Wednesday, December 1, 2010

West African Stew & Open House - Contemporary African Art Gallery NYC

West African Stew at the Contemporary African Art Gallery

Holiday Open House
December 4, 2010
330 West 108 Street, No. 6 New York, NY 10025

If you can't make it to the Open House, the gallery is on view by appointment - check the link & send an email to set up a time.

Bill Karg's latest show at the Contemporary African Art Gallery in the Upper West Side, - West African Stew - offers an eye catching range of stylistic variations in an elegant townhouse setting. This Saturday afternoon you'll be able to check it out as you browse one-of-a-kind jewellery and other gift items.

The work of  Senegalese artist Fodé Camara, primarily acrylic paintings on canvas, is instantly appealing. His pieces emphasize bright and richly saturated colours in a semi-abstracted style. Some of the pieces include handprints; in Notice, there are waves, sometimes other recognizable elements. The canvasses are kinetic, full of dynamic movement, and he often uses big brushstrokes, with some texturing of the paint surface.

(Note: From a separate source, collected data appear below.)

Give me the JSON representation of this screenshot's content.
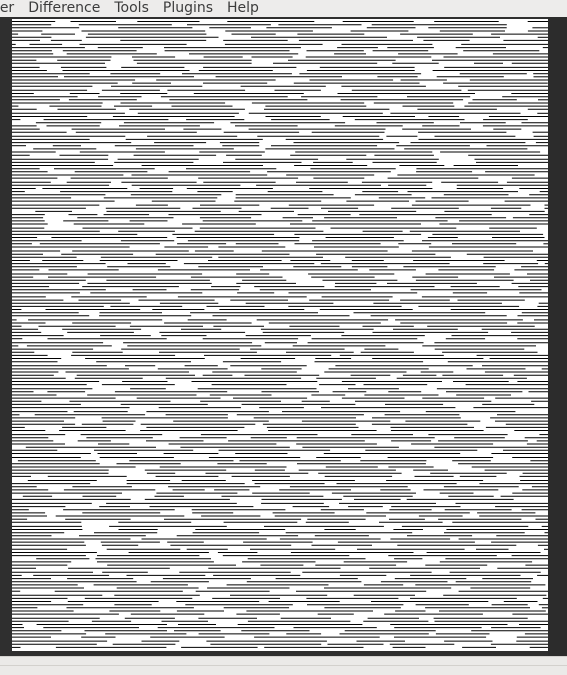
{
  "menubar": {
    "items": [
      "fier",
      "Difference",
      "Tools",
      "Plugins",
      "Help"
    ]
  },
  "colors": {
    "canvas_bg": "#ffffff",
    "stroke": "#000000",
    "workspace_bg": "#2f2f2f",
    "menu_bg": "#edeceb"
  }
}
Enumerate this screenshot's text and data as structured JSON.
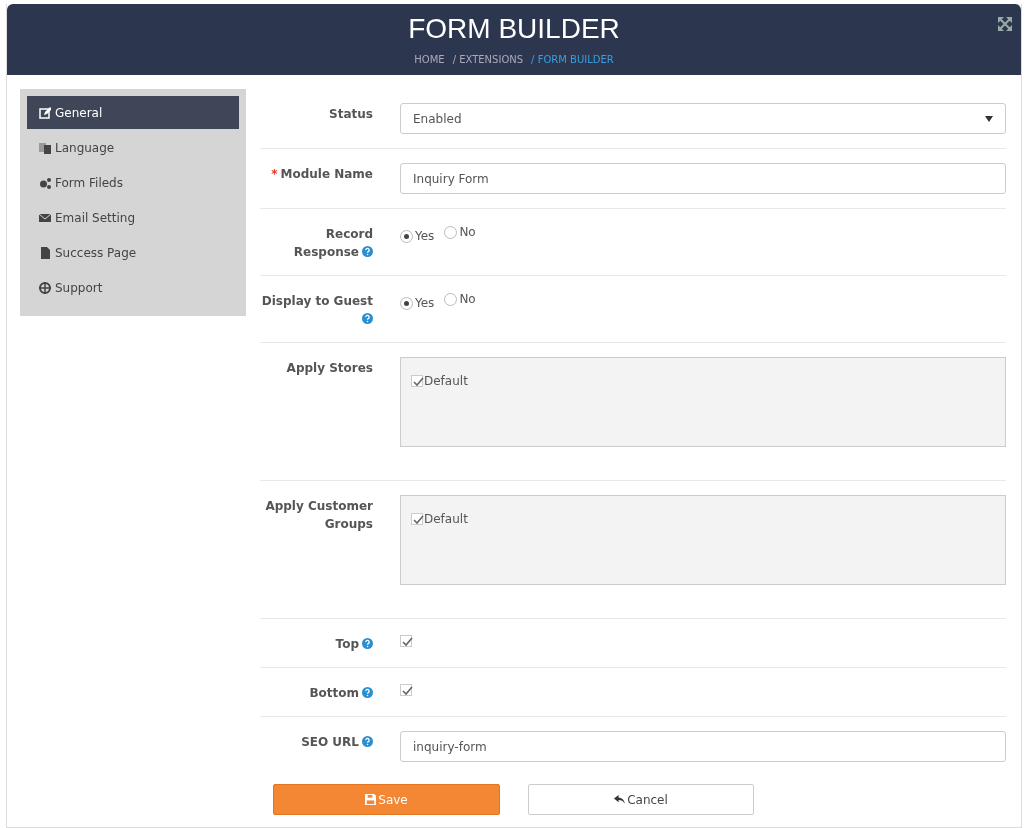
{
  "header": {
    "title": "FORM BUILDER",
    "breadcrumbs": [
      {
        "label": "HOME",
        "selected": false
      },
      {
        "label": "/ EXTENSIONS",
        "selected": false
      },
      {
        "label": "/ FORM BUILDER",
        "selected": true
      }
    ]
  },
  "sidebar": {
    "items": [
      {
        "label": "General",
        "selected": true
      },
      {
        "label": "Language",
        "selected": false
      },
      {
        "label": "Form Fileds",
        "selected": false
      },
      {
        "label": "Email Setting",
        "selected": false
      },
      {
        "label": "Success Page",
        "selected": false
      },
      {
        "label": "Support",
        "selected": false
      }
    ]
  },
  "fields": [
    {
      "kind": "select",
      "label": "Status",
      "help": false,
      "value": "Enabled"
    },
    {
      "kind": "text",
      "label": "Module Name",
      "required_mark": "*",
      "help": false,
      "value": "Inquiry Form"
    },
    {
      "kind": "radio",
      "label": "Record Response",
      "help": true,
      "options": [
        {
          "label": "Yes",
          "selected": true
        },
        {
          "label": "No",
          "selected": false
        }
      ]
    },
    {
      "kind": "radio",
      "label": "Display to Guest",
      "help": true,
      "options": [
        {
          "label": "Yes",
          "selected": true
        },
        {
          "label": "No",
          "selected": false
        }
      ]
    },
    {
      "kind": "checklist",
      "label": "Apply Stores",
      "help": false,
      "options": [
        {
          "label": "Default",
          "checked": true
        }
      ]
    },
    {
      "kind": "checklist",
      "label": "Apply Customer Groups",
      "help": false,
      "options": [
        {
          "label": "Default",
          "checked": true
        }
      ]
    },
    {
      "kind": "checkbox",
      "label": "Top",
      "help": true,
      "checked": true
    },
    {
      "kind": "checkbox",
      "label": "Bottom",
      "help": true,
      "checked": true
    },
    {
      "kind": "text",
      "label": "SEO URL",
      "help": true,
      "value": "inquiry-form"
    }
  ],
  "buttons": [
    {
      "kind": "primary",
      "label": "Save"
    },
    {
      "kind": "secondary",
      "label": "Cancel"
    }
  ]
}
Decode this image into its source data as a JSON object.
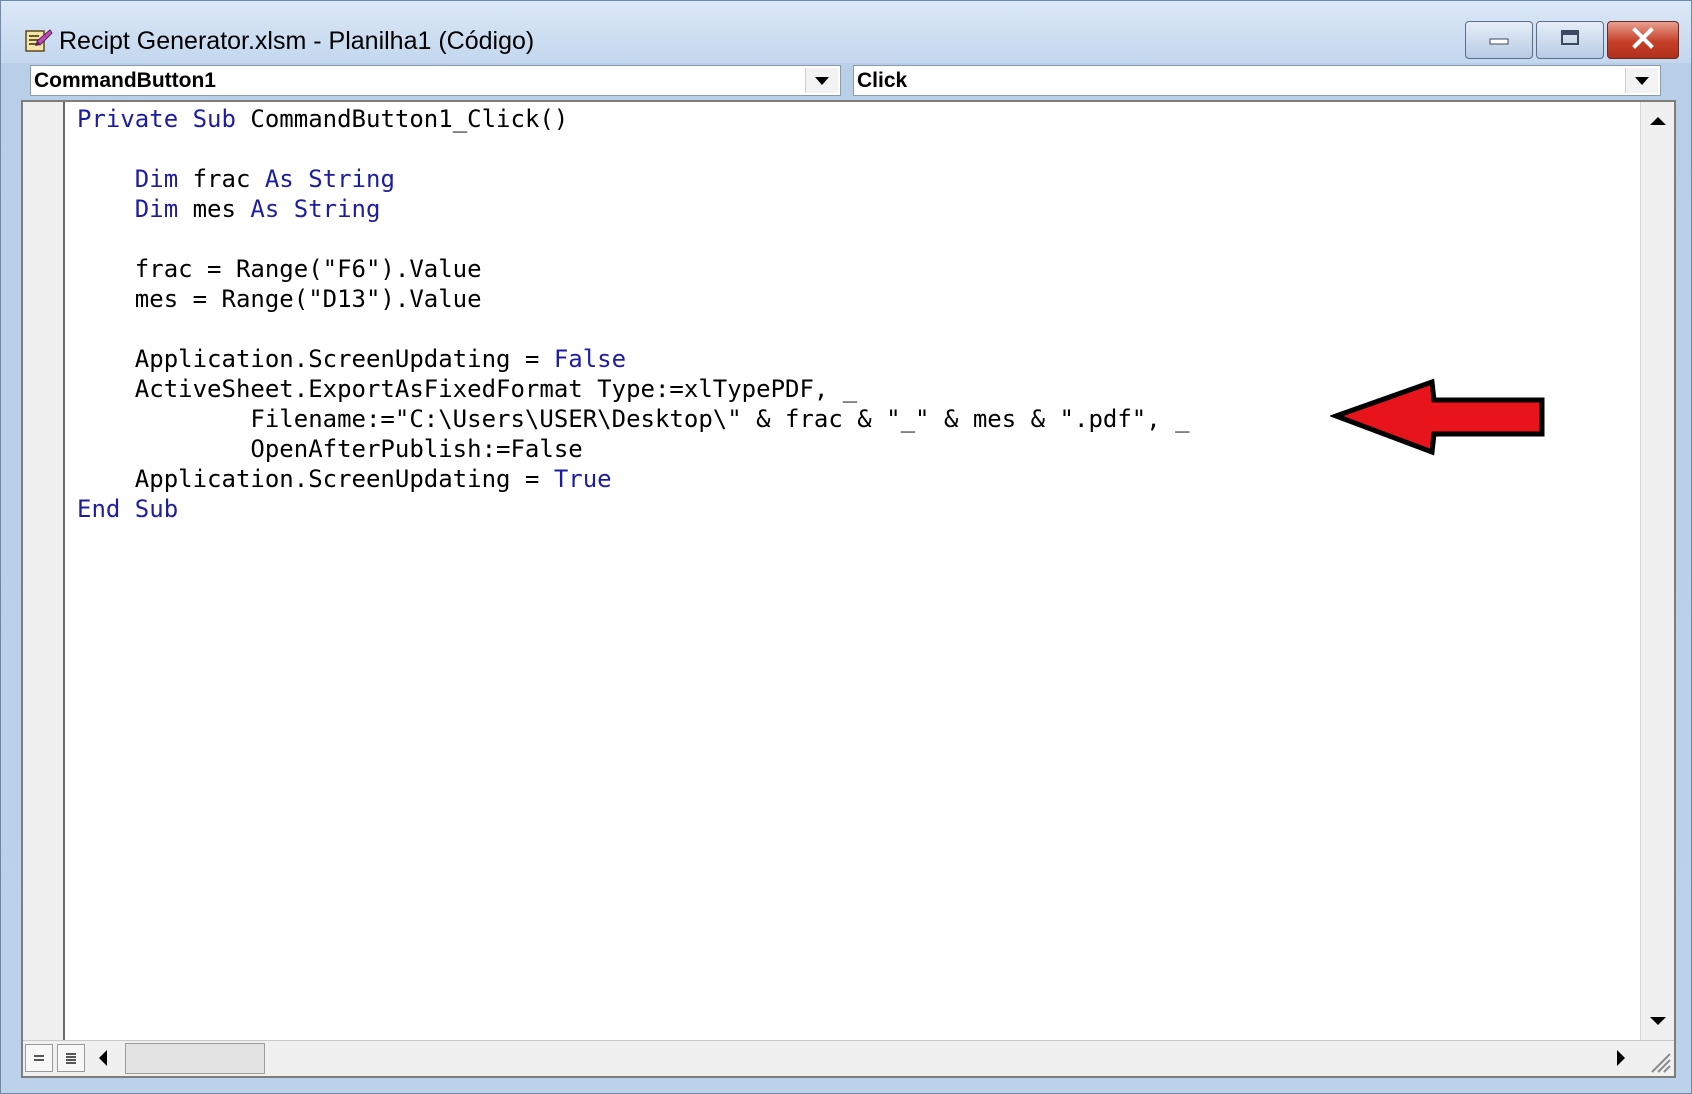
{
  "window": {
    "title": "Recipt Generator.xlsm - Planilha1 (Código)",
    "icon": "vba-module-icon",
    "controls": [
      "minimize-icon",
      "maximize-icon",
      "close-icon"
    ]
  },
  "object_combo": {
    "value": "CommandButton1"
  },
  "procedure_combo": {
    "value": "Click"
  },
  "code": {
    "lines": [
      [
        {
          "t": "Private Sub",
          "kw": true
        },
        {
          "t": " CommandButton1_Click()"
        }
      ],
      [],
      [
        {
          "t": "    "
        },
        {
          "t": "Dim",
          "kw": true
        },
        {
          "t": " frac "
        },
        {
          "t": "As String",
          "kw": true
        }
      ],
      [
        {
          "t": "    "
        },
        {
          "t": "Dim",
          "kw": true
        },
        {
          "t": " mes "
        },
        {
          "t": "As String",
          "kw": true
        }
      ],
      [],
      [
        {
          "t": "    frac = Range(\"F6\").Value"
        }
      ],
      [
        {
          "t": "    mes = Range(\"D13\").Value"
        }
      ],
      [],
      [
        {
          "t": "    Application.ScreenUpdating = "
        },
        {
          "t": "False",
          "kw": true
        }
      ],
      [
        {
          "t": "    ActiveSheet.ExportAsFixedFormat Type:=xlTypePDF, _"
        }
      ],
      [
        {
          "t": "            Filename:=\"C:\\Users\\USER\\Desktop\\\" & frac & \"_\" & mes & \".pdf\", _"
        }
      ],
      [
        {
          "t": "            OpenAfterPublish:=False"
        }
      ],
      [
        {
          "t": "    Application.ScreenUpdating = "
        },
        {
          "t": "True",
          "kw": true
        }
      ],
      [
        {
          "t": "End Sub",
          "kw": true
        }
      ]
    ]
  },
  "colors": {
    "keyword": "#1d1da2",
    "annotation_arrow": "#e8141b"
  }
}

You really feel the lively and irrepressible nature of West Africa in his art. (Paintings pictured are Action III and Solidarity)

Sokari Douglas Camp's bronze sculpture depicts a figure called Chief Aramchree in amazing detail, including the patterning of clothing and jewellery. It's small in stature but has a curious kind of presence - probably what he saw in his subject. 

Ouattara, from the Ivory Coast, works in pastel. As Bill tells it, Ouattara refuses to talk about the exact sources of inspiration for or meaning in his work. He met Jean-Michel Basquiat while studying in Paris in 1988, and the former was so captivated by his art that he arranged to show some of it to dealers in New York. Ouattara followed and has made the city his home since 1989. In the St. James Guide, Ouattara has described his works as "personal and spiritual documents filled with inscriptions for the world to discern." Bill says Ouattara felt Basquiat declined and lost his creativity for the very reason that he did speak about it too much, and gave too much of himself away.

His works are infused with a sense of spirtuality and ritual, often with human or spirit like figures and natural motifs. The tones are rich, and the overall effect is quite atmospheric and evocative. (Works depicted here are Oliranos & Spirit King)

You'll find other pieces here, some by Senegalese artist Viyé Diba, (which I've described in a previous post). His abstract works are subtly nuanced in tone and texture, and for me, they exude a kind of warmth. (Red Escape pictured right)

Bill is more than happy to tell you stories about the artists and the work you'll find at the gallery - tell him I sent you.